Equally weighted instruction will be placed in both Western science and Indigenous-based traditional knowledge gathering, which is done through community interviews, observations and image-taking.

Heavens said the job prospects for these graduates will allow them to work on mining, forestry and power-line transmission projects.

Key to the program's success will be to bring Indigenous knowledge keepers aboard to provide input, instruction and enable the program to be customized to fit the needs of a particular region.

The combination of Western science and traditional knowledge in the training modules is "really important," added Stevens.

"With any plan or permit, you consult with First Nations. If the community can take care of that stuff on their own, that's funding they can keep and create positions internally."

Stevens finds many Indigenous people understand the importance of the monitor's role and are often pleased to participate. "A lot of the time they (First Nation members) know the land better than you do."

She stressed similar training programs have failed in the past because participants couldn't secure work once they received their certificates. Many projects at the environmental assessment stage only offer short-term employment for First Nation members. Full-time jobs only open up when construction gets underway. 

To thrive at the job, Stevens said, requires being outdoorsy, physically fit, with the ability to be a problem solver once you're out in the field.

"They don't necessarily have to know everything but if your (sampling) tube falls down a well, they have to find a stick to pull it out."

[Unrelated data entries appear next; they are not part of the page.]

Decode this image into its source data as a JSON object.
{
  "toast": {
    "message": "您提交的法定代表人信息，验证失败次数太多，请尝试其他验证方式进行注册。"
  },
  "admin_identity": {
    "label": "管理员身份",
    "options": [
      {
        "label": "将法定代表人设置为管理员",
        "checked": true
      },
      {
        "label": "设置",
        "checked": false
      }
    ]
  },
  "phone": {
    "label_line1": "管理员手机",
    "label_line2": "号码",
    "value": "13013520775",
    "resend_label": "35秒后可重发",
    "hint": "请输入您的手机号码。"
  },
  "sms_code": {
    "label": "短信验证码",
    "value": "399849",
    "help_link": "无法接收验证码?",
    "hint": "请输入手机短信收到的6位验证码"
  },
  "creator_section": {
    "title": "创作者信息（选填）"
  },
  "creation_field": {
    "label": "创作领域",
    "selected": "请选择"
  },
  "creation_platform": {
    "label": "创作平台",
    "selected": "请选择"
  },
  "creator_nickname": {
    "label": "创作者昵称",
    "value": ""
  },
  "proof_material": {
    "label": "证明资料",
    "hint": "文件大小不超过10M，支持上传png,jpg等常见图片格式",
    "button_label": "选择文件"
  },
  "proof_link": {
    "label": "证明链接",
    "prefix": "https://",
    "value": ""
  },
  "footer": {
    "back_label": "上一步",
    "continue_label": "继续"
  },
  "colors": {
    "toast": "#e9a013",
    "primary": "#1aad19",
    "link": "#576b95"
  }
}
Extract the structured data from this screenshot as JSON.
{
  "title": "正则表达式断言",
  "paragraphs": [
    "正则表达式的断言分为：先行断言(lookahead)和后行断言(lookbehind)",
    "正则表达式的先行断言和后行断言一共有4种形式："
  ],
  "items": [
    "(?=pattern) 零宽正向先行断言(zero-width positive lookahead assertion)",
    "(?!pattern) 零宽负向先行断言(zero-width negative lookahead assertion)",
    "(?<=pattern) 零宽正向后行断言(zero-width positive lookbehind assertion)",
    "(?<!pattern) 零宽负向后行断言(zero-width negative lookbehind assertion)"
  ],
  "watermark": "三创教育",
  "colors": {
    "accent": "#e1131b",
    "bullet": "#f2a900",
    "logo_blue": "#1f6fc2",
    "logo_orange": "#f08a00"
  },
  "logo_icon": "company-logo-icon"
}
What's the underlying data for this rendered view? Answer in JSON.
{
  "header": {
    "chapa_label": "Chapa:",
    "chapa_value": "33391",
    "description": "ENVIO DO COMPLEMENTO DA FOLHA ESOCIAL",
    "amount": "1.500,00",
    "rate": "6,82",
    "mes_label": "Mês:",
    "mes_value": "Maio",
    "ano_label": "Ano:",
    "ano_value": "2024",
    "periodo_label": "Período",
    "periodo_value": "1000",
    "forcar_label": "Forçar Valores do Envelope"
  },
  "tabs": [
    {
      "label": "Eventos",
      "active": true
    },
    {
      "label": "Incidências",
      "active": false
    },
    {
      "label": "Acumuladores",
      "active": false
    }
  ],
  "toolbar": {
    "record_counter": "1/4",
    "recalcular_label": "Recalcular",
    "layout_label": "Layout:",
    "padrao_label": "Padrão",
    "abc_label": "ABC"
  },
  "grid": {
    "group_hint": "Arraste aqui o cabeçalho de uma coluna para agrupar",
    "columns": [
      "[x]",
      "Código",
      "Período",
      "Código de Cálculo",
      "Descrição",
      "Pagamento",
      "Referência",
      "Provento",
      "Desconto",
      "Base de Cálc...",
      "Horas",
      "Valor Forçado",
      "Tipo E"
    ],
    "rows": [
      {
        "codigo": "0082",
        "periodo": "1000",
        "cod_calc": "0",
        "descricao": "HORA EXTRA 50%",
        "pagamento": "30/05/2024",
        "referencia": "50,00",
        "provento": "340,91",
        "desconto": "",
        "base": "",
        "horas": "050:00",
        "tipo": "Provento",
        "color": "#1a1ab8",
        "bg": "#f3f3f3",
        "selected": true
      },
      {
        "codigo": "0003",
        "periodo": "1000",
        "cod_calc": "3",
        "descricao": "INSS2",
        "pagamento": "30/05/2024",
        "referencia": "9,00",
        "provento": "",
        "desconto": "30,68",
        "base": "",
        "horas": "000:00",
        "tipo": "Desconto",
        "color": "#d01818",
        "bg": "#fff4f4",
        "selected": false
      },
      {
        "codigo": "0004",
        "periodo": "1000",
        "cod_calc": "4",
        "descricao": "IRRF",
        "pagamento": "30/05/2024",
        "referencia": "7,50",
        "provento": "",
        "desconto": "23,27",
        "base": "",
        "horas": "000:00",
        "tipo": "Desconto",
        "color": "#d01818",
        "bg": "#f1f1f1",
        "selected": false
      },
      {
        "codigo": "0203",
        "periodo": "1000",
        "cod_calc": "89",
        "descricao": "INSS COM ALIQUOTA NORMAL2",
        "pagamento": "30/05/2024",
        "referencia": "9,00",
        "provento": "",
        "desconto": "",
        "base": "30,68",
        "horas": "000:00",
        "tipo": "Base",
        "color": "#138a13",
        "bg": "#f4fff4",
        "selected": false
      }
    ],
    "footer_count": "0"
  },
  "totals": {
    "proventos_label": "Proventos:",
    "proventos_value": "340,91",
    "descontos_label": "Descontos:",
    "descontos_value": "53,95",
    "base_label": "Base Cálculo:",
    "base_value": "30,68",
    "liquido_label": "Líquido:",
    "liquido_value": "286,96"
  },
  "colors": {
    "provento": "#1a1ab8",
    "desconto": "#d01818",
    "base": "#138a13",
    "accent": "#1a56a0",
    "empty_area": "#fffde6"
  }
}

One also has to be willing to roam wherever the work is for a field program, for extended periods away from home, in rugged and bug-infested environments while putting in some sun-up to sun-down days.

It can also be mentally taxing sometimes on the community engagement side.

"You're always talking to people, trying to troubleshoot, trying to write. It can be a hard job and you have to be committed to it and the odd hours. It's not 9 to 5."

The biggest obstacle that hinders many Indigenous people from pursuing higher education spring-boarding off these entry-level positions is the lack of funding opportunities and encouragement, Stevens said.

"A lot of people aren't keen on getting student loans if they don't know they will have a job coming out at end of it. There's some work to be done to help fund (Indigenous) people into the industry."